Namun, siapa sangka, salah satu dari siswa
sukses ini sekarang tengah mengidap gangguan jiwa. Sebut saja dia Nam Woo Hyun.
Sejak hari itu, Woo Hyun semakin mengurangi bicara dengan orang tua, Sung Yeol,
bahkan dengan teman-temannya yang lain yang biasa ia ajak obrol tentang seputar
WHS. Awalnya itu hanya dianggap sebuah respond dari Woo Hyun yang kehilangan
Sung Gyu oleh orang-orang di sekitar Woo Hyun. Menjalani kuliahnya pun ia
tampak baik-baik saja, walaupun jika di dilihat dengan jelas, Woo Hyun terlihat
seperti mayat hidup berjalan. Bahkan Woo Hyun sempat diangkat sebagai CEO Nam
Corp oleh appanya setelah lulus kuliah. Kekuasannya itu bertahan selama 1
tahun. Namun nyatanya takdir berkata lain, selama ini Woo Hyun tengah mengalami
gangguan jiwa. Ia mengurangi buka mulut karena ia terlalu kaku untuk berbicara
panjang lebar.
Kuliah selama 3 tahun, ditambah jabatannya
sebagai CEO di Nam Corp sudah 1 tahun, semuanya genap 4 tahun. Namun, sampai
sekarang tak ada tanda-tanda Sung Gyu akan kembali ke Seoul. Stress karena
terus berpikir kapan Sung Gyu akan kembali. Itulah pemicu awal hingga Woo Hyun
mengalami gangguan jiwa seperti sekarang. Woo Hyun terus menunggu dan menunggu,
berusaha sabar menunggu Sung Gyu kapan pun ia akan kembali. Namun nyataannya
jiwa yang bersemayam dalam raganya tidak kuat untuk menahan rasa rindu itu
hingga berakhir seperti sekarang.
Sejak dokter pribadi keluarga Nam menyatakan
Woo Hyun sakit jiwa, saat itulah Tn. Nam kembali menggantikan Woo Hyun sebagai
CEO tanpa menurunkan nama CEO Nam Woo Hyun dari meja kerjanya. Tn. Nam masih
berharap anak semata wayangnya itu akan kembali seperti dulu. Selalu tersenyum
dan membantu appanya di kala appanya sudah tak kuat memikul beban keluarganya
karena bekerja siang hari dan malam hari. Belum lagi ia harus keluar masuk
Korea.
Sejak saat itu pula Woo Hyun hanya berdiam
diri di rumah besarnya. Keluar dari kamar saat semua pelayan sudah kembali ke
kamar masing-masing, sekitar jam 10 malam. Seakan-akan keberadaannya di rumah
ini tidak diketahui siapa pun. Walaupun Woo Hyun keluar kamar, tapi yang ia
lakukan hanya menonton tv di ruang tamu dengan tatapan kosong. Setelah itu
kembali lagi ke kamarnya. itu terjadi terus menerus.
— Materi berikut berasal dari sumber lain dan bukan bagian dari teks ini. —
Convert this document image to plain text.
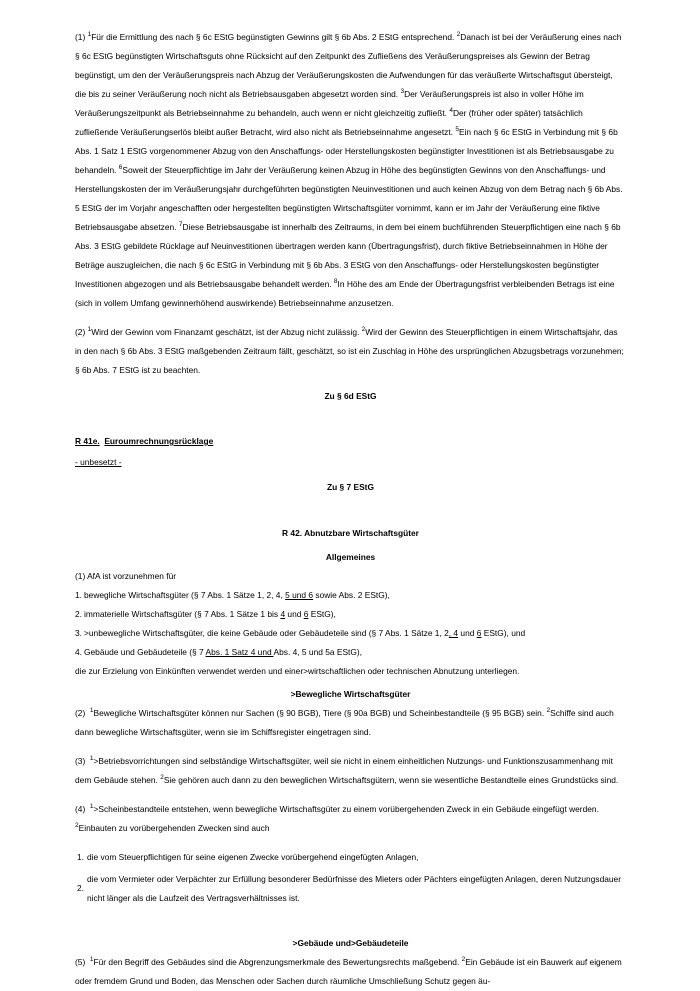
(1) $^1$Für die Ermittlung des nach § 6c EStG begünstigten Gewinns gilt § 6b Abs. 2 EStG entsprechend. $^2$Danach ist bei der Veräußerung eines nach § 6c EStG begünstigten Wirtschaftsguts ohne Rücksicht auf den Zeitpunkt des Zufließens des Veräußerungspreises als Gewinn der Betrag begünstigt, um den der Veräußerungspreis nach Abzug der Veräußerungskosten die Aufwendungen für das veräußerte Wirtschaftsgut übersteigt, die bis zu seiner Veräußerung noch nicht als Betriebsausgaben abgesetzt worden sind. $^3$Der Veräußerungspreis ist also in voller Höhe im Veräußerungszeitpunkt als Betriebseinnahme zu behandeln, auch wenn er nicht gleichzeitig zufließt. $^4$Der (früher oder später) tatsächlich zufließende Veräußerungserlös bleibt außer Betracht, wird also nicht als Betriebseinnahme angesetzt. $^5$Ein nach § 6c EStG in Verbindung mit § 6b Abs. 1 Satz 1 EStG vorgenommener Abzug von den Anschaffungs- oder Herstellungskosten begünstigter Investitionen ist als Betriebsausgabe zu behandeln. $^6$Soweit der Steuerpflichtige im Jahr der Veräußerung keinen Abzug in Höhe des begünstigten Gewinns von den Anschaffungs- und Herstellungskosten der im Veräußerungsjahr durchgeführten begünstigten Neuinvestitionen und auch keinen Abzug von dem Betrag nach § 6b Abs. 5 EStG der im Vorjahr angeschafften oder hergestellten begünstigten Wirtschaftsgüter vornimmt, kann er im Jahr der Veräußerung eine fiktive Betriebsausgabe absetzen. $^7$Diese Betriebsausgabe ist innerhalb des Zeitraums, in dem bei einem buchführenden Steuerpflichtigen eine nach § 6b Abs. 3 EStG gebildete Rücklage auf Neuinvestitionen übertragen werden kann (Übertragungsfrist), durch fiktive Betriebseinnahmen in Höhe der Beträge auszugleichen, die nach § 6c EStG in Verbindung mit § 6b Abs. 3 EStG von den Anschaffungs- oder Herstellungskosten begünstigter Investitionen abgezogen und als Betriebsausgabe behandelt werden. $^8$In Höhe des am Ende der Übertragungsfrist verbleibenden Betrags ist eine (sich in vollem Umfang gewinnerhöhend auswirkende) Betriebseinnahme anzusetzen.

(2) $^1$Wird der Gewinn vom Finanzamt geschätzt, ist der Abzug nicht zulässig. $^2$Wird der Gewinn des Steuerpflichtigen in einem Wirtschaftsjahr, das in den nach § 6b Abs. 3 EStG maßgebenden Zeitraum fällt, geschätzt, so ist ein Zuschlag in Höhe des ursprünglichen Abzugsbetrags vorzunehmen; § 6b Abs. 7 EStG ist zu beachten.

Zu § 6d EStG
R 41e. Euroumrechnungsrücklage
- unbesetzt -
Zu § 7 EStG
R 42. Abnutzbare Wirtschaftsgüter
Allgemeines
(1) AfA ist vorzunehmen für
1. bewegliche Wirtschaftsgüter (§ 7 Abs. 1 Sätze 1, 2, 4, 5 und 6 sowie Abs. 2 EStG),
2. immaterielle Wirtschaftsgüter (§ 7 Abs. 1 Sätze 1 bis 4 und 6 EStG),
3. >unbewegliche Wirtschaftsgüter, die keine Gebäude oder Gebäudeteile sind (§ 7 Abs. 1 Sätze 1, 2, 4 und 6 EStG), und
4. Gebäude und Gebäudeteile (§ 7 Abs. 1 Satz 4 und Abs. 4, 5 und 5a EStG),
die zur Erzielung von Einkünften verwendet werden und einer>wirtschaftlichen oder technischen Abnutzung unterliegen.
>Bewegliche Wirtschaftsgüter

(2)  $^1$Bewegliche Wirtschaftsgüter können nur Sachen (§ 90 BGB), Tiere (§ 90a BGB) und Scheinbestandteile (§ 95 BGB) sein. $^2$Schiffe sind auch dann bewegliche Wirtschaftsgüter, wenn sie im Schiffsregister eingetragen sind.

(3)  $^1$>Betriebsvorrichtungen sind selbständige Wirtschaftsgüter, weil sie nicht in einem einheitlichen Nutzungs- und Funktionszusammenhang mit dem Gebäude stehen. $^2$Sie gehören auch dann zu den beweglichen Wirtschaftsgütern, wenn sie wesentliche Bestandteile eines Grundstücks sind.

(4)  $^1$>Scheinbestandteile entstehen, wenn bewegliche Wirtschaftsgüter zu einem vorübergehenden Zweck in ein Gebäude eingefügt werden. $^2$Einbauten zu vorübergehenden Zwecken sind auch

1. die vom Steuerpflichtigen für seine eigenen Zwecke vorübergehend eingefügten Anlagen,
2.
die vom Vermieter oder Verpächter zur Erfüllung besonderer Bedürfnisse des Mieters oder Pächters eingefügten Anlagen, deren Nutzungsdauer nicht länger als die Laufzeit des Vertragsverhältnisses ist.
>Gebäude und>Gebäudeteile

(5)  $^1$Für den Begriff des Gebäudes sind die Abgrenzungsmerkmale des Bewertungsrechts maßgebend. $^2$Ein Gebäude ist ein Bauwerk auf eigenem oder fremdem Grund und Boden, das Menschen oder Sachen durch räumliche Umschließung Schutz gegen äu-
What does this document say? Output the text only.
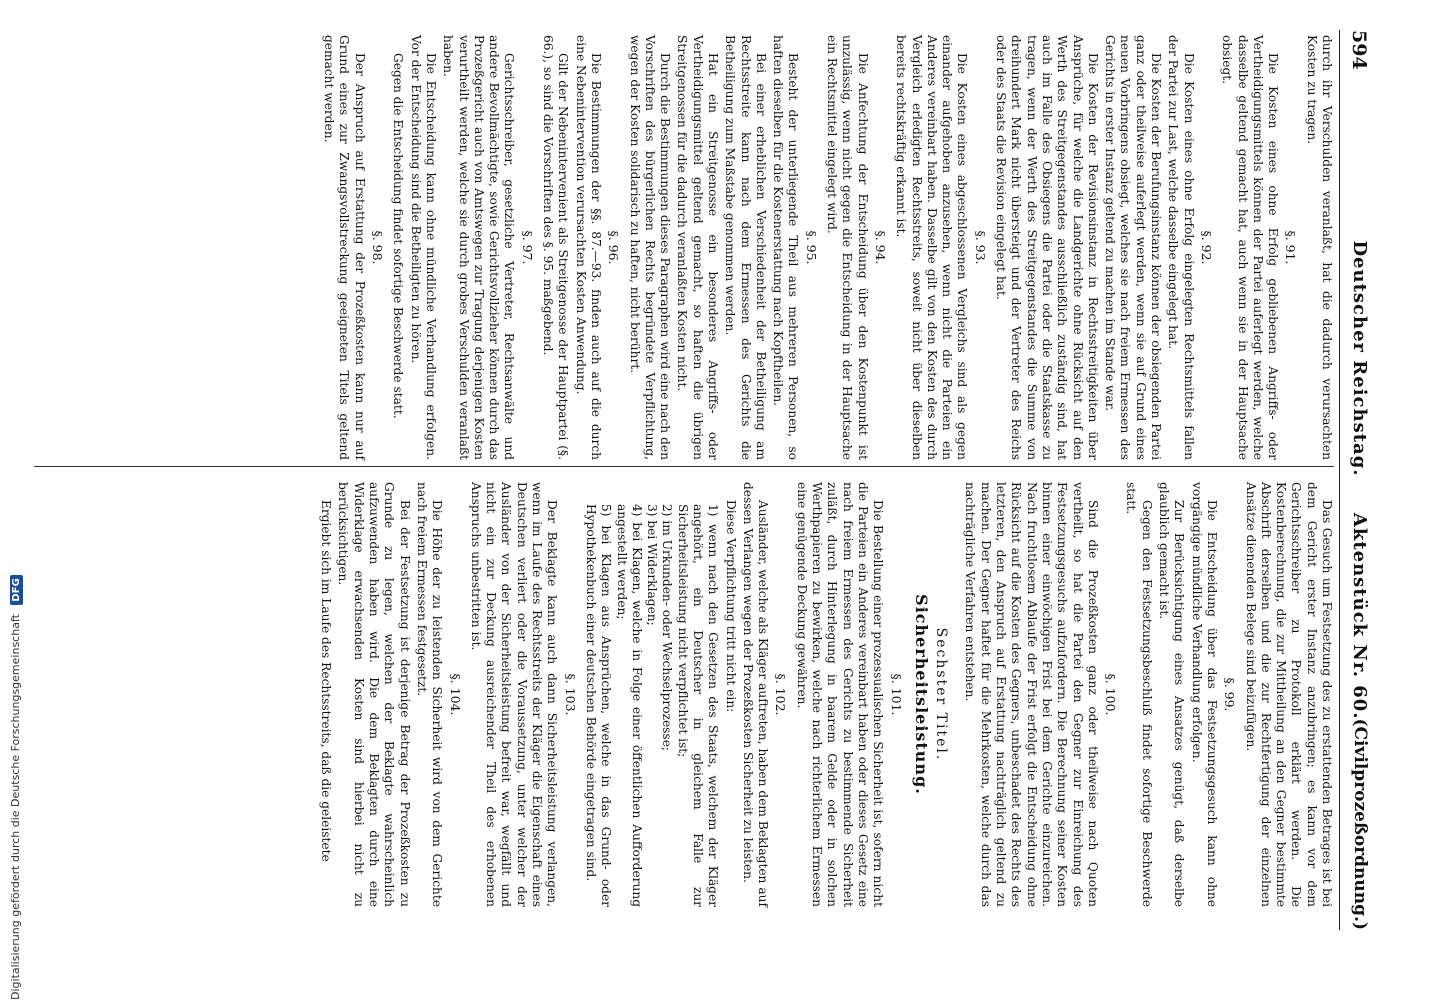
594
Deutscher Reichstag.     Aktenstück Nr. 60.
(Civilprozeßordnung.)

durch ihr Verschulden veranlaßt, hat die dadurch verursachten Kosten zu tragen.

§. 91.

Die Kosten eines ohne Erfolg gebliebenen Angriffs- oder Vertheidigungsmittels können der Partei auferlegt werden, welche dasselbe geltend gemacht hat, auch wenn sie in der Hauptsache obsiegt.

§. 92.

Die Kosten eines ohne Erfolg eingelegten Rechtsmittels fallen der Partei zur Last, welche dasselbe eingelegt hat.

Die Kosten der Berufungsinstanz können der obsiegenden Partei ganz oder theilweise auferlegt werden, wenn sie auf Grund eines neuen Vorbringens obsiegt, welches sie nach freiem Ermessen des Gerichts in erster Instanz geltend zu machen im Stande war.

Die Kosten der Revisionsinstanz in Rechtsstreitigkeiten über Ansprüche, für welche die Landgerichte ohne Rücksicht auf den Werth des Streitgegenstandes ausschließlich zuständig sind, hat auch im Falle des Obsiegens die Partei oder die Staatskasse zu tragen, wenn der Werth des Streitgegenstandes die Summe von dreihundert Mark nicht übersteigt und der Vertreter des Reichs oder des Staats die Revision eingelegt hat.

§. 93.

Die Kosten eines abgeschlossenen Vergleichs sind als gegen einander aufgehoben anzusehen, wenn nicht die Parteien ein Anderes vereinbart haben. Dasselbe gilt von den Kosten des durch Vergleich erledigten Rechtsstreits, soweit nicht über dieselben bereits rechtskräftig erkannt ist.

§. 94.

Die Anfechtung der Entscheidung über den Kostenpunkt ist unzulässig, wenn nicht gegen die Entscheidung in der Hauptsache ein Rechtsmittel eingelegt wird.

§. 95.

Besteht der unterliegende Theil aus mehreren Personen, so haften dieselben für die Kostenerstattung nach Kopftheilen.

Bei einer erheblichen Verschiedenheit der Betheiligung am Rechtsstreite kann nach dem Ermessen des Gerichts die Betheiligung zum Maßstabe genommen werden.

Hat ein Streitgenosse ein besonderes Angriffs- oder Vertheidigungsmittel geltend gemacht, so haften die übrigen Streitgenossen für die dadurch veranlaßten Kosten nicht.

Durch die Bestimmungen dieses Paragraphen wird eine nach den Vorschriften des bürgerlichen Rechts begründete Verpflichtung, wegen der Kosten solidarisch zu haften, nicht berührt.

§. 96.

Die Bestimmungen der §§. 87.—93. finden auch auf die durch eine Nebenintervention verursachten Kosten Anwendung.

Gilt der Nebenintervenient als Streitgenosse der Hauptpartei (§. 66.), so sind die Vorschriften des §. 95. maßgebend.

§. 97.

Gerichtsschreiber, gesetzliche Vertreter, Rechtsanwälte und andere Bevollmächtigte, sowie Gerichtsvollzieher können durch das Prozeßgericht auch von Amtswegen zur Tragung derjenigen Kosten verurtheilt werden, welche sie durch grobes Verschulden veranlaßt haben.

Die Entscheidung kann ohne mündliche Verhandlung erfolgen. Vor der Entscheidung sind die Betheiligten zu hören.

Gegen die Entscheidung findet sofortige Beschwerde statt.

§. 98.

Der Anspruch auf Erstattung der Prozeßkosten kann nur auf Grund eines zur Zwangsvollstreckung geeigneten Titels geltend gemacht werden.

Das Gesuch um Festsetzung des zu erstattenden Betrages ist bei dem Gericht erster Instanz anzubringen; es kann vor dem Gerichtsschreiber zu Protokoll erklärt werden. Die Kostenberechnung, die zur Mittheilung an den Gegner bestimmte Abschrift derselben und die zur Rechtfertigung der einzelnen Ansätze dienenden Belege sind beizufügen.

§. 99.

Die Entscheidung über das Festsetzungsgesuch kann ohne vorgängige mündliche Verhandlung erfolgen.

Zur Berücksichtigung eines Ansatzes genügt, daß derselbe glaublich gemacht ist.

Gegen den Festsetzungsbeschluß findet sofortige Beschwerde statt.

§. 100.

Sind die Prozeßkosten ganz oder theilweise nach Quoten vertheilt, so hat die Partei den Gegner zur Einreichung des Festsetzungsgesuchs aufzufordern. Die Berechnung seiner Kosten binnen einer einwöchigen Frist bei dem Gerichte einzureichen. Nach fruchtlosem Ablaufe der Frist erfolgt die Entscheidung ohne Rücksicht auf die Kosten des Gegners, unbeschadet des Rechts des letzteren, den Anspruch auf Erstattung nachträglich geltend zu machen. Der Gegner haftet für die Mehrkosten, welche durch das nachträgliche Verfahren entstehen.

Sechster Titel.
Sicherheitsleistung.
§. 101.

Die Bestellung einer prozessualischen Sicherheit ist, sofern nicht die Parteien ein Anderes vereinbart haben oder dieses Gesetz eine nach freiem Ermessen des Gerichts zu bestimmende Sicherheit zuläßt, durch Hinterlegung in baarem Gelde oder in solchen Werthpapieren zu bewirken, welche nach richterlichem Ermessen eine genügende Deckung gewähren.

§. 102.

Ausländer, welche als Kläger auftreten, haben dem Beklagten auf dessen Verlangen wegen der Prozeßkosten Sicherheit zu leisten.

Diese Verpflichtung tritt nicht ein:

1) wenn nach den Gesetzen des Staats, welchem der Kläger angehört, ein Deutscher in gleichem Falle zur Sicherheitsleistung nicht verpflichtet ist;
2) im Urkunden- oder Wechselprozesse;
3) bei Widerklagen;
4) bei Klagen, welche in Folge einer öffentlichen Aufforderung angestellt werden;
5) bei Klagen aus Ansprüchen, welche in das Grund- oder Hypothekenbuch einer deutschen Behörde eingetragen sind.
§. 103.

Der Beklagte kann auch dann Sicherheitsleistung verlangen, wenn im Laufe des Rechtsstreits der Kläger die Eigenschaft eines Deutschen verliert oder die Voraussetzung, unter welcher der Ausländer von der Sicherheitsleistung befreit war, wegfällt und nicht ein zur Deckung ausreichender Theil des erhobenen Anspruchs unbestritten ist.

§. 104.

Die Höhe der zu leistenden Sicherheit wird von dem Gerichte nach freiem Ermessen festgesetzt.

Bei der Festsetzung ist derjenige Betrag der Prozeßkosten zu Grunde zu legen, welchen der Beklagte wahrscheinlich aufzuwenden haben wird. Die dem Beklagten durch eine Widerklage erwachsenden Kosten sind hierbei nicht zu berücksichtigen.

Ergiebt sich im Laufe des Rechtsstreits, daß die geleistete

Digitalisierung gefördert durch die Deutsche Forschungsgemeinschaft DFG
Sebuah kotak warna putih tak pernah lepas dari
tangannya. Woo Hyun terus membawa kotak berisi surat, permen sekaligus toples
dari Sung Gyu 4 tahun lalu. Tidur pun ia letakkan kotak itu di sampingnya dan
memeluk kotak itu hingga pagi. Pernah suatu hari, kotak itu di letakkan di atas
lemari oleh salah satu pelayannya tanpa sepengetahuan Woo Hyun. Alhasil pelayan
itu di pecat dan menerima bentakan sekaligus ucapan pedas dari Woo Hyun.
Kejadian itu sempat membuat Ny. Nam terheran-heran. Pasalnya Woo Hyun
seolah-olah baru tersadar dari mimpinya ketika kotak itu diambil dari Woo Hyun
tanpa seizin Woo Hyun. Ny. Nam menyimpulkan, salah satu obat jiwa Woo Hyun
pasti orang yang telah memberikan barang-barang yang ada dalam kotak putih itu.
Kalau ada seseorang yang masuk kamarnya, Woo
Hyun biarkan. Seperti membersihkan atau hanya sekedar membuka gorden. Namun, Woo
Hyun memilih untuk tidak bergerak seperti patung dan membungkus tubuhnya dengan
selimut. Kamar putih miliknya menjadi saksi bisu sakitnya mencintai Sung Gyu.
Segala tangisan, rintihan, seruan dan amukan ia tumpahkan di sini.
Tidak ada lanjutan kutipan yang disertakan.